September 8th, 2012
It’s a fairly pleasant Saturday morning. All of us gather at exit number 2 of the Chandni Chowk Metro Station. Rohan is late (as usual) and we can’t start the walk until he comes because he’s got the route maps printed for everyone. Friends from college, their friends from outside college, and some new friends who read about us online, join us on our very first walk of the Delhi Dallying Walk Series. 30 people, brimming nervous energy. And we begin with Walk 1.
Walk 1 is interesting because it takes you through the residential pockets around Chandni Chowk, sharing with you a slice of the vernacular life in Old Delhi. It consciously misses the touristy spots, to introduce you to the more everyday things of Shahjahanabad. While moving from the eastern end of Chandni Chowk towards the west, through the galis, it loosely weaves together a chronologically sound narrative, with bits of lip-smackingly good food thrown in.
Summarizing, from the treasurers’ haveli in Gali Khazanchi to the beautiful Jain mohalla of Naughara, we explored the 17th century grandeur of Shahjahan’s reign (along with some 21st century jalebis and samosas).
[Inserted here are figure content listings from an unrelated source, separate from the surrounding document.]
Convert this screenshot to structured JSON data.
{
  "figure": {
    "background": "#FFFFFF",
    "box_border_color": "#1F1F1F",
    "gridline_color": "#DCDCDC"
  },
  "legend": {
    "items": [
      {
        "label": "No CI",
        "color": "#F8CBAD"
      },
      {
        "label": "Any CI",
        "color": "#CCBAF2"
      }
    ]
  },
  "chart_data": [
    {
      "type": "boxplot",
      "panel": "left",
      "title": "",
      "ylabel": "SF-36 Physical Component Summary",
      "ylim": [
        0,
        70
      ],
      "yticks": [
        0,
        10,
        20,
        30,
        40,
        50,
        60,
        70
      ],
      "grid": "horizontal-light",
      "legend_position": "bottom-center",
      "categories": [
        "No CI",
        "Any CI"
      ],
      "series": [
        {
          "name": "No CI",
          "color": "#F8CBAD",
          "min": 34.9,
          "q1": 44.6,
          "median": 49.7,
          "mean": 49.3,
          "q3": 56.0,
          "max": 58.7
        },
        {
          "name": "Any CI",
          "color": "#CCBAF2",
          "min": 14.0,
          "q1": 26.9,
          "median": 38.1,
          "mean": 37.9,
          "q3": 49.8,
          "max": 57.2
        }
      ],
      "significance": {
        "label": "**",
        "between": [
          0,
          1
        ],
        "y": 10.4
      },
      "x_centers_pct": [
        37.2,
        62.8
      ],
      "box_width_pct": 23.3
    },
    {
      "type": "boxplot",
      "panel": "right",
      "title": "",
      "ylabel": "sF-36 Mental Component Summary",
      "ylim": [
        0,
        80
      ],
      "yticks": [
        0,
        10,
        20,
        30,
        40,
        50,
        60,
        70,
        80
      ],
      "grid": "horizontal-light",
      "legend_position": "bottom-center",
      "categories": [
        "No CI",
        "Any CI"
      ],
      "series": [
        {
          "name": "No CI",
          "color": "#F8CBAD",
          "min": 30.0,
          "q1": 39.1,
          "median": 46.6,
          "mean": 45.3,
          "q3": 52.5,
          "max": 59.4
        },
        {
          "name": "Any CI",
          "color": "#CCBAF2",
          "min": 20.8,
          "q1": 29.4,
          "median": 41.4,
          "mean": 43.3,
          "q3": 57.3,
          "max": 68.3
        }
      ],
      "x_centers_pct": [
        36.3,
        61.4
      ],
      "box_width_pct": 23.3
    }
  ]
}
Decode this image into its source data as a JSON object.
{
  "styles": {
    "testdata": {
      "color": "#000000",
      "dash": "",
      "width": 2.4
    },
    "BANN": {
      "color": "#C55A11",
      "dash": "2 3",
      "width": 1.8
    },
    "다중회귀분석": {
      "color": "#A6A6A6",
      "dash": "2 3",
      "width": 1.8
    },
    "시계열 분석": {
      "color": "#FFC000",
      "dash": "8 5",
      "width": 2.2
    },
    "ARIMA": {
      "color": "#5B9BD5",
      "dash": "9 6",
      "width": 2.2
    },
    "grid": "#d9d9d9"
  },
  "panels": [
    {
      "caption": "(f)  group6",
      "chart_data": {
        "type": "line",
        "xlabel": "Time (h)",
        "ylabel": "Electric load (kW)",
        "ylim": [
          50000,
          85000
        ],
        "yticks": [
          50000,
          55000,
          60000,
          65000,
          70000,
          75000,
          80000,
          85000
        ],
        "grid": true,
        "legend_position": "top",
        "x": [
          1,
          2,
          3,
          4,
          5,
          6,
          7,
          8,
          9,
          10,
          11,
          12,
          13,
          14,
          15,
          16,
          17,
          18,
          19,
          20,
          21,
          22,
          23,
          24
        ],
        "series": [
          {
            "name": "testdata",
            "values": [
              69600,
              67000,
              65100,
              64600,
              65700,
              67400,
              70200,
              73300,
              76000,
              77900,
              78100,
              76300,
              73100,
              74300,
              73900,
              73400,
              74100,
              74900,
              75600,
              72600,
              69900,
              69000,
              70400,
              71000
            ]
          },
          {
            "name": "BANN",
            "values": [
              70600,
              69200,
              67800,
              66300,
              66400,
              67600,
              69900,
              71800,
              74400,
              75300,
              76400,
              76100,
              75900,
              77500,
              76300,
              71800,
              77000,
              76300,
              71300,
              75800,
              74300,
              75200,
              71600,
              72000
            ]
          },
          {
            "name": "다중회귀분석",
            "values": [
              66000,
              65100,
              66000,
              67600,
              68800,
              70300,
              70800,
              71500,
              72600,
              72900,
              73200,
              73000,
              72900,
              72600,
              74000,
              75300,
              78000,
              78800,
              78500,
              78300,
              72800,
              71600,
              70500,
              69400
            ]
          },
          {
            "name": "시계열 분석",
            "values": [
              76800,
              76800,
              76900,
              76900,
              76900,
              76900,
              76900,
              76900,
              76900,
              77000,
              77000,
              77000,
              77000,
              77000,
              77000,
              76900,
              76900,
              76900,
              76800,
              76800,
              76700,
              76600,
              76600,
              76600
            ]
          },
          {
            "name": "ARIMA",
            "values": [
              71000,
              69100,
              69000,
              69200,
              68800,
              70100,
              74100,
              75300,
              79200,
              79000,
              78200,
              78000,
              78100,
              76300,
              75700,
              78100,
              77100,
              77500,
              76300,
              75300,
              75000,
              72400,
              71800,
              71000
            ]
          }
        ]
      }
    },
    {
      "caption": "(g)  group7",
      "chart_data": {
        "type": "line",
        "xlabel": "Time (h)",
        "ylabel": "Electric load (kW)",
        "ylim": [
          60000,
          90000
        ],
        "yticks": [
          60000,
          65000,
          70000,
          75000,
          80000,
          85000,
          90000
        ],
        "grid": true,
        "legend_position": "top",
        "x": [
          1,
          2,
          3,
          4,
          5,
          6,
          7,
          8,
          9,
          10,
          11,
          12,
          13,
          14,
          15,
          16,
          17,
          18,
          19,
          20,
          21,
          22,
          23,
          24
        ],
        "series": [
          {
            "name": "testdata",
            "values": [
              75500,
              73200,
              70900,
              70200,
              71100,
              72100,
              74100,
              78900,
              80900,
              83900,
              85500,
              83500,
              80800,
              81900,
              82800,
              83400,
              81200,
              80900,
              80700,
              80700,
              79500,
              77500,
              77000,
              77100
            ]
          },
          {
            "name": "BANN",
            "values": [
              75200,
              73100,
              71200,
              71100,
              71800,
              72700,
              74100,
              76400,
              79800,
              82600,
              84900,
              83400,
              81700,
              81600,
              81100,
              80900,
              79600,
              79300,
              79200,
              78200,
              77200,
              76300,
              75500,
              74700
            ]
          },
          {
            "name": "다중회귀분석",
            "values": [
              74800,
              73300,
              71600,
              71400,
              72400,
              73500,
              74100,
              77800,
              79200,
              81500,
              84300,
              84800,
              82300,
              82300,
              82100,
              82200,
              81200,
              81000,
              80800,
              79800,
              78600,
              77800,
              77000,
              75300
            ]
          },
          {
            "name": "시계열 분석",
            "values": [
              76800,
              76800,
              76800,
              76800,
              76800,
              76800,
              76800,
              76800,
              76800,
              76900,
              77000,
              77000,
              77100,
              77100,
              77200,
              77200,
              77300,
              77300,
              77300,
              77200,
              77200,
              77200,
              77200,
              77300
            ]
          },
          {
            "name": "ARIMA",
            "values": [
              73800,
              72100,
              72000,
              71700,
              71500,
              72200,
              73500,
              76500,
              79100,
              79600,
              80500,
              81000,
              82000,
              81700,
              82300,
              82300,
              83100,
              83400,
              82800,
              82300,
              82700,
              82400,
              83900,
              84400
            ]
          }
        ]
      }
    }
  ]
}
While moving through Maliwara towards Nai Sadak, the remnants of the Maratha siege and the mutiny of 1857 became apparent. Ballimaran and Mirza Ghalib’s Haveli are a testament to the days after the revolt, and also home to the famous Hakims of the Sharifkhani clan, which made for some very interesting haveli hopping.
Coming back onto Chandni chowk, after a small breakfast of kachouri-aloo and the elusive Nagori Halwa, we explored a part of Lala Chunamal’s stunning haveli (a little hushed as we did not seek permission from the current tenants!), who happened to be one of the most influential characters during the revolt. Entering the bustle of Khari Baoli, we went up to the hidden flower market of Fatehpuri, explored the fascinating view from the eerily enchanting Garodia spice market, and concluded at the recently completed, austerely modern Polyclinic for the Destitute at Lahori Gate, leaving everyone to ponder about what modernity really means for the contemporary old city.
Walk 1 is a great way to start a conversation with Shahjahanabad, which is a city within a city – one which we tend to be oblivious to, but one which enchants and entices.